First Fidelity has acquired 22 smaller banks and thrifts since 1990. As a result, fees and minimum balances rose and branch hours shrank for many customers.

Spokesman Paul Levine acknowledged ``service levels and fees are different at savings and loans than they are at commercial banks,″ but said First Fidelity beefed up training and other programs to improve customer service and now gets high ratings from consumers.

The Fed takes customers into account to some extent when considering whether to approve bank mergers. For example, Fed examiners sometimes make one merger partner sell branches or loan portfolios if it believes the merger will result in one bank having too great a share of the market.

The Fed also looks at whether a merger will create or exacerbate a lack of price competition within a bank market, said Dean Amel, an analyst in the Fed’s merger application division.

Most of the time, though, the Fed finds mergers won’t hurt pricing competition, or won’t make it any worse. It has not denied a bank merger on the basis that it would create a lack of competition in five years, Amel said.

Consumers aren’t the only ones who can lose out after a merger. Small businesses often find their bank cuts back on loans. A study by researchers at the Federal Reserve Bank of Boston showed large banks in New England did not maintain the small business lending unit of the smaller banks they acquired.

Many customers don’t take the changes lying down. Bank consultants estimate that after a merger, especially between two large regional banks, about 10 percent of the combined customer base takes its money elsewhere.

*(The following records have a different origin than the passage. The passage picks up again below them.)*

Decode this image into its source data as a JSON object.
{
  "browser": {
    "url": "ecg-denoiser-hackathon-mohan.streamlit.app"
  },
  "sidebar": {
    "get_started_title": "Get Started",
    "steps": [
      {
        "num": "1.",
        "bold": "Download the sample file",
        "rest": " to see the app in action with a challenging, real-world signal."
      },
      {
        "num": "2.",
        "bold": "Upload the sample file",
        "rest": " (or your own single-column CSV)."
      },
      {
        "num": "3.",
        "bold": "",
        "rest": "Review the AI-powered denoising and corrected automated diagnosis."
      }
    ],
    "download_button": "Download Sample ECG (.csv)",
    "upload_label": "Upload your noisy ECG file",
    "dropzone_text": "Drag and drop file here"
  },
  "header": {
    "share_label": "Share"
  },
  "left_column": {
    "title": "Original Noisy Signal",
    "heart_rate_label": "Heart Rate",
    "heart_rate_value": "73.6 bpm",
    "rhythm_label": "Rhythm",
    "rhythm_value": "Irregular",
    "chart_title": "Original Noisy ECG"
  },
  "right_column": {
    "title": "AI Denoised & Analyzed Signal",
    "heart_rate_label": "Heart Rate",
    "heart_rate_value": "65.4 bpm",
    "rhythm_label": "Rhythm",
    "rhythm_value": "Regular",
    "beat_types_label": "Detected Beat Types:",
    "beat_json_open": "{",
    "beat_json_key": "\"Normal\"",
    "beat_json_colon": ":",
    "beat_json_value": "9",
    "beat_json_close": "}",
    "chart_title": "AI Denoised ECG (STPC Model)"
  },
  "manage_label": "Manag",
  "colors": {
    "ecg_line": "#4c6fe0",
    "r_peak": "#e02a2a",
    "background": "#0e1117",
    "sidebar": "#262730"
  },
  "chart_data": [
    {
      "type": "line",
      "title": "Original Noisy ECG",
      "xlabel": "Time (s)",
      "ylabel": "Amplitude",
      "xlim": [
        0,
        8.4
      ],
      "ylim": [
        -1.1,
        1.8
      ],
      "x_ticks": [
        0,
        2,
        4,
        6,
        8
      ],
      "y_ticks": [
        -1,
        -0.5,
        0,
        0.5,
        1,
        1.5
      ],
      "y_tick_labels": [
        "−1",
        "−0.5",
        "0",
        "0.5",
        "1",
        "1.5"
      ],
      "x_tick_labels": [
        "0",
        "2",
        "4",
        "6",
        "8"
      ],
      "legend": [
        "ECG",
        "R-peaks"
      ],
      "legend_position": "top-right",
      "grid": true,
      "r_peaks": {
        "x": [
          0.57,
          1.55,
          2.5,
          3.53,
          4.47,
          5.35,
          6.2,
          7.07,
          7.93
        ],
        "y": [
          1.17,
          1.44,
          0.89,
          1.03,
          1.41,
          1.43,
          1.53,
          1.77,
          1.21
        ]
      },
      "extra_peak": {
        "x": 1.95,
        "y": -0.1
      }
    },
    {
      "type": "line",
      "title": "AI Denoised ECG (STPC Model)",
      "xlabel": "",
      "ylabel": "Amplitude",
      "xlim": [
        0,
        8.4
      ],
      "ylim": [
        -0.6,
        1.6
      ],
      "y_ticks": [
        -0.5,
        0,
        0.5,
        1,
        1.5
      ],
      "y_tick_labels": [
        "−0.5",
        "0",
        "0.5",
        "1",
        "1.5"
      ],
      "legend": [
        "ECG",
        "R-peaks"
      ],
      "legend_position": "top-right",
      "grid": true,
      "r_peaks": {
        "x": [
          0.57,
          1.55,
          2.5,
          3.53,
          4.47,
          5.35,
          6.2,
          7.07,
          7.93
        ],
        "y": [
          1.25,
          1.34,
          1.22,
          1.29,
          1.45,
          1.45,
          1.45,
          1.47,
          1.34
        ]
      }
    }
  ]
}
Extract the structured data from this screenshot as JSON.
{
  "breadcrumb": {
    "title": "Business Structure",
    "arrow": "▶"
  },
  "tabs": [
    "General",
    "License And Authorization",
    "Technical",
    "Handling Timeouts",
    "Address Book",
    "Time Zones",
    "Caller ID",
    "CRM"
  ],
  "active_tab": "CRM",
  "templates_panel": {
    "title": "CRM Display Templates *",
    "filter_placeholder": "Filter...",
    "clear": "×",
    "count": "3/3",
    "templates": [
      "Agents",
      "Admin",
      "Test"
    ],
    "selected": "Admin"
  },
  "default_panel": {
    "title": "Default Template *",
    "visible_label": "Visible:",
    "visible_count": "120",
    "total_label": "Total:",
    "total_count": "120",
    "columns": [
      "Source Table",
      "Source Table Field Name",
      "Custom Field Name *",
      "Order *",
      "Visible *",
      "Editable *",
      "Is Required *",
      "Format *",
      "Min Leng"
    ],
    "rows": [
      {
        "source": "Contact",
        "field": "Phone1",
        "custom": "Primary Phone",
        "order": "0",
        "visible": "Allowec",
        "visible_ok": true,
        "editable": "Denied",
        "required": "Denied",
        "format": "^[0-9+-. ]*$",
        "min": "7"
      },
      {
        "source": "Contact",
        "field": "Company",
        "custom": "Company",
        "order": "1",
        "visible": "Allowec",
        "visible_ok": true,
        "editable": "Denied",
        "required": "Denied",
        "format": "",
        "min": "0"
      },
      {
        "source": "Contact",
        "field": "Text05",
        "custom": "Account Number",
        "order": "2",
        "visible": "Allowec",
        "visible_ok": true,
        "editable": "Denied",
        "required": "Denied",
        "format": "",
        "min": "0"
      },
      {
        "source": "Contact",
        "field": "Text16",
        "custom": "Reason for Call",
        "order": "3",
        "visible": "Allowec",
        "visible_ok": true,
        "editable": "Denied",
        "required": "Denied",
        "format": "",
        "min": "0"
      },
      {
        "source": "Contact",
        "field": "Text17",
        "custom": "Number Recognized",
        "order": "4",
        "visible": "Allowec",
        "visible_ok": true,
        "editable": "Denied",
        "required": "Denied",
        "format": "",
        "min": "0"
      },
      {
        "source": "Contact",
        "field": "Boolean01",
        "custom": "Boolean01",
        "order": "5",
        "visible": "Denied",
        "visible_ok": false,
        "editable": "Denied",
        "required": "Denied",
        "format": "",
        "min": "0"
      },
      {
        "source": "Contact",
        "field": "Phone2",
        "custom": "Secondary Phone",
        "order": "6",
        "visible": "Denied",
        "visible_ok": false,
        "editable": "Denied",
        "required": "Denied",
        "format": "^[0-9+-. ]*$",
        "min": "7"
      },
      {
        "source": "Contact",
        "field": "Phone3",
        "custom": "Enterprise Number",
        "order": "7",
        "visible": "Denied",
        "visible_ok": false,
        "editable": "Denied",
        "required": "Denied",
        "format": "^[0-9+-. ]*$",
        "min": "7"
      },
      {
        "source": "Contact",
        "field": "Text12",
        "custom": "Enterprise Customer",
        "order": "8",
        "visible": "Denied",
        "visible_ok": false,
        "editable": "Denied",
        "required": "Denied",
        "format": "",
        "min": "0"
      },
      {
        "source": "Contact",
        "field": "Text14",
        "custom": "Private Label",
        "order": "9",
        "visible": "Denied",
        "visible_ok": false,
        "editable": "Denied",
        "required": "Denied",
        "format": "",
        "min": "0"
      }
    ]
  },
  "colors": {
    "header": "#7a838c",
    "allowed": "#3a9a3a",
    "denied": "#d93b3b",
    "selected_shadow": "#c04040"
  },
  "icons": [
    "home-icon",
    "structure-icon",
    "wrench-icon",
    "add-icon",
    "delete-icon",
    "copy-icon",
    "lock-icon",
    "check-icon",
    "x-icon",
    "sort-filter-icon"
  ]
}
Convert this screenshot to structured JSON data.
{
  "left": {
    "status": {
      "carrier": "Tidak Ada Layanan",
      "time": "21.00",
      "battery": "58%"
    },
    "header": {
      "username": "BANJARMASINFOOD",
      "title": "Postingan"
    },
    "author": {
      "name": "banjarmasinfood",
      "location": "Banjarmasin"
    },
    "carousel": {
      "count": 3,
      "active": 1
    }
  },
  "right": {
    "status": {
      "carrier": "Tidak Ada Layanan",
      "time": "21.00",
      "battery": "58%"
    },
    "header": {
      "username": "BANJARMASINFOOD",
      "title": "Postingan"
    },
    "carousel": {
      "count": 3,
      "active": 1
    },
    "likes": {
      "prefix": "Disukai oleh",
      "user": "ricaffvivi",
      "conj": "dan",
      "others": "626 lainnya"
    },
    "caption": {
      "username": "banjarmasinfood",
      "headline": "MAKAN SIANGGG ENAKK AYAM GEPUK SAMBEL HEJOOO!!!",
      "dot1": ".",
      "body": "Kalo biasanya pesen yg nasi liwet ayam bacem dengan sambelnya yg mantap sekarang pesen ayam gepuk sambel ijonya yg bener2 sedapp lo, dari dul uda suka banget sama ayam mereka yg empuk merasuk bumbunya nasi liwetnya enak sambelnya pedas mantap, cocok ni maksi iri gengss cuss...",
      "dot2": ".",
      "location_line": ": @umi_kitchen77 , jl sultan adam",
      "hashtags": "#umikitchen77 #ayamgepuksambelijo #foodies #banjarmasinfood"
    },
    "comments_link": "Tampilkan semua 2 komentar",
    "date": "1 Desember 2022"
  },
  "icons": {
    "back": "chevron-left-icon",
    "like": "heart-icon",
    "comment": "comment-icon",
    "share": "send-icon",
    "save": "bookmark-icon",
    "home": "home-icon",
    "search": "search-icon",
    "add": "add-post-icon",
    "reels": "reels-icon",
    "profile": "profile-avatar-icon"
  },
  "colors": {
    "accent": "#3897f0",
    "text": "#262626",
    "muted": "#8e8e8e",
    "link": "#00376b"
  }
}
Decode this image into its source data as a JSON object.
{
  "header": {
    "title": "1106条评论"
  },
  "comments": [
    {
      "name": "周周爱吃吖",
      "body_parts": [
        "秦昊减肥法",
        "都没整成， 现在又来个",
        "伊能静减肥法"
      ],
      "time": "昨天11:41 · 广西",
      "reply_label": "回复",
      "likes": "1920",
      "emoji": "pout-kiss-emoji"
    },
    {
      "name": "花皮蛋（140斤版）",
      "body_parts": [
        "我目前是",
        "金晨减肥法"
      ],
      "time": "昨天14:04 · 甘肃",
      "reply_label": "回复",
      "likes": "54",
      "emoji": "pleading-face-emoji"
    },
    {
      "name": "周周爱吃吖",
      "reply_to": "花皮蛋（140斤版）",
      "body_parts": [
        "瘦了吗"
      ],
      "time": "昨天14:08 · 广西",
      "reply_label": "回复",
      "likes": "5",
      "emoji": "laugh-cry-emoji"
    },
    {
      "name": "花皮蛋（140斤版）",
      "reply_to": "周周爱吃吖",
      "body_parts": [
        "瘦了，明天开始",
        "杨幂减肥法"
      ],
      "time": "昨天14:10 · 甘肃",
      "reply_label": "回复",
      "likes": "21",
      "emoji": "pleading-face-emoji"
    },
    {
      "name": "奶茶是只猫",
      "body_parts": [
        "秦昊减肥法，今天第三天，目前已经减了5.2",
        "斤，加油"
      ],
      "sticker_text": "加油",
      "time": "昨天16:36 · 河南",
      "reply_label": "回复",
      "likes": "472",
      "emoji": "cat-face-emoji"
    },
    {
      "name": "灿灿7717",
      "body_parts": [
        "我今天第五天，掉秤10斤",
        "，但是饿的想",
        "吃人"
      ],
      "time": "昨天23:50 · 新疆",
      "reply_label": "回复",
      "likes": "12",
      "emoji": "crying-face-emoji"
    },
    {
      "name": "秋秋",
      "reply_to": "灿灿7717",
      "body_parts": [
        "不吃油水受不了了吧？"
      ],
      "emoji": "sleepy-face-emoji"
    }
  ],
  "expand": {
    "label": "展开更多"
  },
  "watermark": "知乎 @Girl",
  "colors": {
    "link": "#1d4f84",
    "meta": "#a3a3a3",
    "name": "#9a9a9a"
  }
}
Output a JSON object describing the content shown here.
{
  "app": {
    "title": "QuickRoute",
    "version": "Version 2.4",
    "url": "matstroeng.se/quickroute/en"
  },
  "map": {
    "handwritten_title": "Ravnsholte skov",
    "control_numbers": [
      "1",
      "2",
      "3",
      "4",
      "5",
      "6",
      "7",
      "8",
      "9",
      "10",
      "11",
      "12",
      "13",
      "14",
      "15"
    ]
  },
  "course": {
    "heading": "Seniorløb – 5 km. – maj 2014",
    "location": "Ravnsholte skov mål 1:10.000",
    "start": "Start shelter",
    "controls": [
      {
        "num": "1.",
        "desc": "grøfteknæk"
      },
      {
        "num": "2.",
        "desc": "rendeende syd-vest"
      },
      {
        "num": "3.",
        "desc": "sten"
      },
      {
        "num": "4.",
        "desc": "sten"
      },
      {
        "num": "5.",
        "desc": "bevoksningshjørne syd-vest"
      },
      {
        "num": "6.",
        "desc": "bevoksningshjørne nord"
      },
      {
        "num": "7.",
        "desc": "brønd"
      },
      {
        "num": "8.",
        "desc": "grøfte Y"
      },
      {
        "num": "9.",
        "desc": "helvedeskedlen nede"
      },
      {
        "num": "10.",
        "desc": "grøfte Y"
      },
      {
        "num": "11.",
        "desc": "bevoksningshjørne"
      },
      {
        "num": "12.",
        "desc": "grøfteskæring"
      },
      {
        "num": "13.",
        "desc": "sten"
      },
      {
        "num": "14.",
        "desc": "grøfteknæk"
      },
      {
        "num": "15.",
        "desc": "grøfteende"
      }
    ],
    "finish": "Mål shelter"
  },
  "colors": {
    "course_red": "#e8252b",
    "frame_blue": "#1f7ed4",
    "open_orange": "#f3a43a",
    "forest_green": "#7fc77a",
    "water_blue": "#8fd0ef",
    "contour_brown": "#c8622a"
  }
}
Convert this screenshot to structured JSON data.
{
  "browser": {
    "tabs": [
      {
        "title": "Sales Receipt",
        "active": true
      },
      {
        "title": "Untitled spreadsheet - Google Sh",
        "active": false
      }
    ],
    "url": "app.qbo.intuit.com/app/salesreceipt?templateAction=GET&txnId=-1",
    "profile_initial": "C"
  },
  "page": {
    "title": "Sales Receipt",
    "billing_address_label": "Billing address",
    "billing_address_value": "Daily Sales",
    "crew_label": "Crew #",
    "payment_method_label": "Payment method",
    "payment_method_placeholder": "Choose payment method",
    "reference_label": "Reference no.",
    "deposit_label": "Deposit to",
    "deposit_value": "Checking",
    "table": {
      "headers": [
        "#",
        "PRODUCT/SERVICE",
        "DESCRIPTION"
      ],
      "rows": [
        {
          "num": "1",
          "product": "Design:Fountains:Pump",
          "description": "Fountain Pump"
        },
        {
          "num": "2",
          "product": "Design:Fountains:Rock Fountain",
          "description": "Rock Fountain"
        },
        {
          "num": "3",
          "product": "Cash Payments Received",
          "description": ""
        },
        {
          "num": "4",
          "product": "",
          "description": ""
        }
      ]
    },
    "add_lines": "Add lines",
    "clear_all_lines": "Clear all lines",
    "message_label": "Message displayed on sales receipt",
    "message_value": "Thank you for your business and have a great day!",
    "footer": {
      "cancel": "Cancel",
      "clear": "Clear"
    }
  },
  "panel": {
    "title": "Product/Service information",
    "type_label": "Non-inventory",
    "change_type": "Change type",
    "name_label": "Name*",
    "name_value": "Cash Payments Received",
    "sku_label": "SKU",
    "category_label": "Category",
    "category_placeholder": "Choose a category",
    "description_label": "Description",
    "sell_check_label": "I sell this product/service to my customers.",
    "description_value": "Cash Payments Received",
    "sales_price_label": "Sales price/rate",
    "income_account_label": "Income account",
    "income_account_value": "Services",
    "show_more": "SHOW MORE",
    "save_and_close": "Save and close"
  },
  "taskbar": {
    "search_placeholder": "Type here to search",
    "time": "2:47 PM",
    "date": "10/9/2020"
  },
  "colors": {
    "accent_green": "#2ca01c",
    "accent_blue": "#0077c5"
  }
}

For many customers, however, mergers represent just a small annoyance. A good number don’t even notice and some even see improved service.

A 1994 survey of 1,000 households conducted by the Gallup Organization showed that of the one-fourth of consumers who said their bank, credit union or thrift merged the year before, 76 percent said quality stayed the same or improved in 1994, up from 72 percent in 1993.